Life’s a Journey, Enjoy the ride.

Well, I mean isn’t it? We’re always aiming for something, it’s constant trial and error, the journey is a bit rough, but we keep going. From the beginning my dad taught me that I can handle myself, I mean, granted I’m not on my own, I currently have people I can count on if I needed them. But, if it came down to it, I know I can handle everything on my own, no matter how hard it is I know I’m strong enough. How many of you have ever physically been lost? How many of you panicked? Today while my grandmother was driving home she wasn’t 100% sure of where she was going, and she instantly started freaking out, and I understand that for some people it’s normal. All I can say is thank god I am not one of those people!!

My dad ALWAYS told me (and continues to remind me) that it is physically impossible to get lost in the United States. For the past week or so I’ve been back in my hometown (over 1,000 miles from where I currently live), granted I grew up here, but I’ve never drove here, and it’s been years since I’ve visited. With this being said, I have no clue how to get around, especially since there is A TON of roadwork going on right now, I’ve also never had to drive around such a big city. I’ve managed to get myself “lost” a couple of times, but no biggie, I’ll eventually figure out where I’m going.

I try to look at the positive side when I find myself completely out of my comfort zone, my dad’s voice clicks on in the back of my head “relax, you can always find your way back” and I know it’s not a big deal. So what if I get a little off track, or I’m a little late to wherever I’m going, I’m really not worried about things. I actually don’t mind getting off track because I like discovering new things by accident. This goes especially for when I’m hiking, I have absolutely no problem going off the trail, because even if I was to get lost for a couple days I like to think I have enough survival skills that I’d be ok, would I be absolutely exhausted? Yes. Hungry? I’m sure. A nervous wreck? Maybe, but I doubt it.

Anyway, today is my dad’s birthday and I want to say thank you to him. Thank you for being a great dad, teaching me that I can be whoever I want to be if I get off my lazy ass and do something about it.  Thank you for just being there for me when I needed someone, we may not always get along the greatest but you’ll always be my dad and I love you. So when you’re reading this as I’m out doing whatever life has planned for me know I’ll always come back home, that I’ll always count on my dad. I’m always going to need you, even if it’s just to put in my air conditioner because it’s too heavy for me to lift it, I’ll find something so you don’t feel left out.

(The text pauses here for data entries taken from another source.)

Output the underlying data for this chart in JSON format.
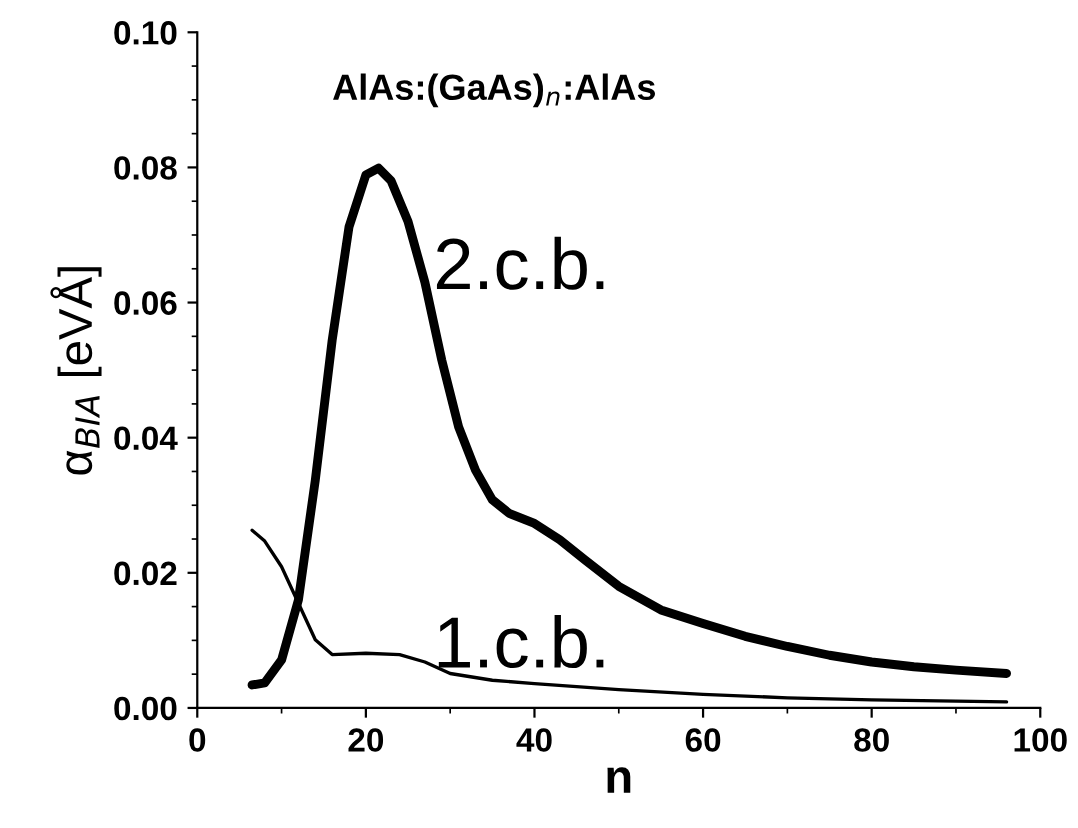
{
  "chart_data": {
    "type": "line",
    "title": "AlAs:(GaAs)$_{n}$:AlAs",
    "xlabel": "n",
    "ylabel": "α$_{BIA}$ [eVÅ]",
    "xlim": [
      0,
      100
    ],
    "xticks": [
      0,
      20,
      40,
      60,
      80,
      100
    ],
    "ylim": [
      0,
      0.1
    ],
    "yticks": [
      {
        "value": 0,
        "label": "0.00"
      },
      {
        "value": 0.02,
        "label": "0.02"
      },
      {
        "value": 0.04,
        "label": "0.04"
      },
      {
        "value": 0.06,
        "label": "0.06"
      },
      {
        "value": 0.08,
        "label": "0.08"
      },
      {
        "value": 0.1,
        "label": "0.10"
      }
    ],
    "grid": false,
    "marker": "none",
    "line_style": "solid",
    "series": [
      {
        "name": "2.c.b.",
        "color": "#000000",
        "x": [
          6.5,
          8,
          10,
          12,
          14,
          16,
          18,
          20,
          21.5,
          23,
          25,
          27,
          29,
          31,
          33,
          35,
          37,
          40,
          43,
          46,
          50,
          55,
          60,
          65,
          70,
          75,
          80,
          85,
          90,
          96
        ],
        "values": [
          0.0034,
          0.0037,
          0.0071,
          0.016,
          0.0337,
          0.0544,
          0.0712,
          0.0789,
          0.0799,
          0.078,
          0.072,
          0.063,
          0.0515,
          0.0416,
          0.0352,
          0.0308,
          0.0288,
          0.0273,
          0.0249,
          0.0219,
          0.018,
          0.0145,
          0.0125,
          0.0106,
          0.0091,
          0.0078,
          0.0068,
          0.0061,
          0.0056,
          0.0051
        ]
      },
      {
        "name": "1.c.b.",
        "color": "#000000",
        "x": [
          6.5,
          8,
          10,
          12,
          14,
          16,
          20,
          24,
          27,
          30,
          35,
          40,
          50,
          60,
          70,
          80,
          90,
          96
        ],
        "values": [
          0.0263,
          0.0247,
          0.0209,
          0.0155,
          0.0101,
          0.0079,
          0.0081,
          0.0079,
          0.0068,
          0.0051,
          0.0041,
          0.0036,
          0.0027,
          0.002,
          0.0015,
          0.0012,
          0.001,
          0.0009
        ]
      }
    ]
  }
}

Because of my dad I know my life will be full of enjoyable things, I won’t ever have to worry about my life being dull. I know I’ll always be able to take care of myself even if I have to work three jobs and never sleep, I can handle it. I know I can’t ever let myself waste life, it would be an absolute tragedy for someone to waste my life like that and I know it, because I have a purpose and I’m meant to find it. If I have to drive thousands of miles to get to it, then so be it, challenges are life’s way of telling you that you’re strong, just keep going.